Movement for Democratic Change Secretary General Tendai Biti said Tuesday that the violence has broken out in traditional ZANU-PF strongholds that voted for the opposition.
"Militias are being rearmed, ZANU-PF supporters are being rearmed," Biti said at a news conference. Biti also said there has been a "complete rearming of mobs who led the terror in 2000 and 2006."
Reports of violence in remote rural areas -- including the torching of opposition supporters' houses -- have circulated through Harare in recent days. The reports could not be confirmed by the Associated Press because of the danger in traveling to the areas.
However, a farmers' union told Reuters that war veterans, used as political shock troops by Mugabe, had evicted more than 60 mostly white farmers from their land since the weekend.
"The situation is very severe. The evictions are continuing right round the country. We have over 60 farmers evicted as of this morning. Every couple of minutes my phone is ringing with another case of eviction," Commercial Farmers Union President Trevor Gifford told Reuters.
Meantime, a high court judge has agreed to hear an opposition request that the results of last month's presidential election be released.

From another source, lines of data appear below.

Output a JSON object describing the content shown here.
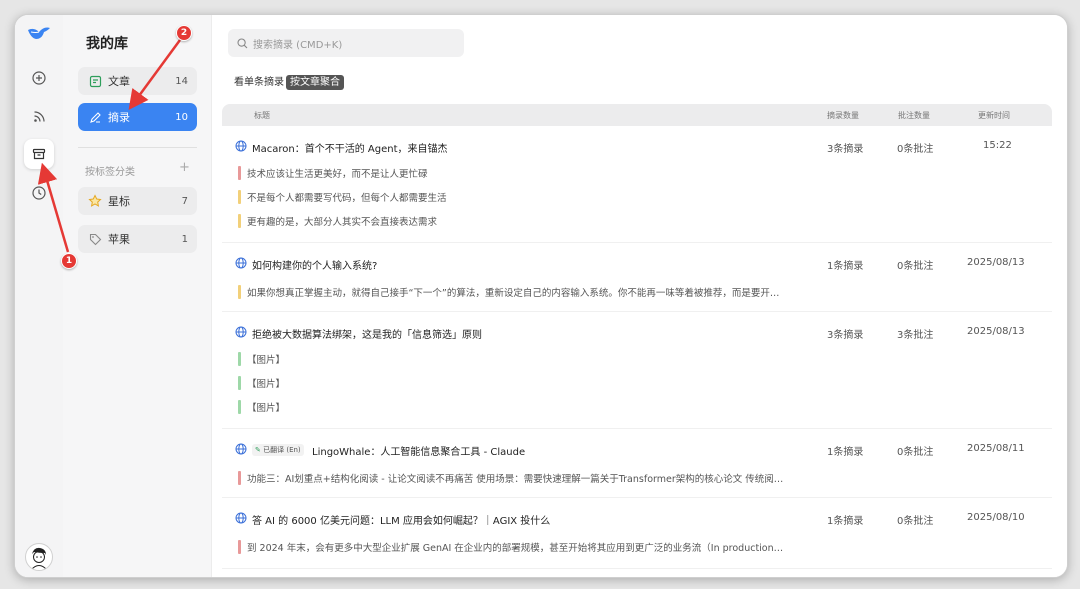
{
  "library": {
    "title": "我的库",
    "items": [
      {
        "label": "文章",
        "count": "14"
      },
      {
        "label": "摘录",
        "count": "10"
      }
    ],
    "tag_section": "按标签分类",
    "tag_add": "+",
    "tags": [
      {
        "label": "星标",
        "count": "7"
      },
      {
        "label": "苹果",
        "count": "1"
      }
    ]
  },
  "search": {
    "placeholder": "搜索摘录 (CMD+K)"
  },
  "view_toggle": {
    "single": "看单条摘录",
    "aggregate": "按文章聚合"
  },
  "table": {
    "headers": {
      "title": "标题",
      "excerpts": "摘录数量",
      "notes": "批注数量",
      "updated": "更新时间"
    },
    "rows": [
      {
        "title": "Macaron：首个不干活的 Agent，来自锚杰",
        "excerpt_count": "3条摘录",
        "note_count": "0条批注",
        "updated": "15:22",
        "excerpts": [
          {
            "text": "技术应该让生活更美好，而不是让人更忙碌",
            "color": "#e89999"
          },
          {
            "text": "不是每个人都需要写代码，但每个人都需要生活",
            "color": "#f2d07a"
          },
          {
            "text": "更有趣的是，大部分人其实不会直接表达需求",
            "color": "#f2d07a"
          }
        ]
      },
      {
        "title": "如何构建你的个人输入系统?",
        "excerpt_count": "1条摘录",
        "note_count": "0条批注",
        "updated": "2025/08/13",
        "excerpts": [
          {
            "text": "如果你想真正掌握主动，就得自己接手“下一个”的算法，重新设定自己的内容输入系统。你不能再一味等着被推荐，而是要开…",
            "color": "#f2d07a"
          }
        ]
      },
      {
        "title": "拒绝被大数据算法绑架，这是我的「信息筛选」原则",
        "excerpt_count": "3条摘录",
        "note_count": "3条批注",
        "updated": "2025/08/13",
        "excerpts": [
          {
            "text": "【图片】",
            "color": "#9ed8a8"
          },
          {
            "text": "【图片】",
            "color": "#9ed8a8"
          },
          {
            "text": "【图片】",
            "color": "#9ed8a8"
          }
        ]
      },
      {
        "badge": "已翻译 (En)",
        "title": "LingoWhale：人工智能信息聚合工具 - Claude",
        "excerpt_count": "1条摘录",
        "note_count": "0条批注",
        "updated": "2025/08/11",
        "excerpts": [
          {
            "text": "功能三：AI划重点+结构化阅读 - 让论文阅读不再痛苦 使用场景：需要快速理解一篇关于Transformer架构的核心论文 传统阅…",
            "color": "#e89999"
          }
        ]
      },
      {
        "title": "答 AI 的 6000 亿美元问题：LLM 应用会如何崛起？｜AGIX 投什么",
        "excerpt_count": "1条摘录",
        "note_count": "0条批注",
        "updated": "2025/08/10",
        "excerpts": [
          {
            "text": "到 2024 年末，会有更多中大型企业扩展 GenAI 在企业内的部署规模，甚至开始将其应用到更广泛的业务流（In production…",
            "color": "#e89999"
          }
        ]
      }
    ]
  },
  "annotations": [
    "1",
    "2"
  ]
}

UN Secretary-General Ban Ki-Moon also has urged Zimbabwe's Electoral Commission to release the results "expeditiously and with transparency."
Independent and ruling party projections say MDC leader Morgan Tsvangirai gained most votes but not the 50 percent needed to win outright. The MDC counters that he garnered 50.3 percent of the vote and should be declared the winner without a runoff vote.
Mugabe's ZANU-PF has demanded a recount of the vote, and police have arrested at least seven election officials accused of under-counting votes cast for Zimbabwe's long-time leader.
"I say to my brothers and sisters across the continent -- don't wait for dead bodies in the streets of Harare," Biti said. "There is a constitutional and legal crisis in Zimbabwe."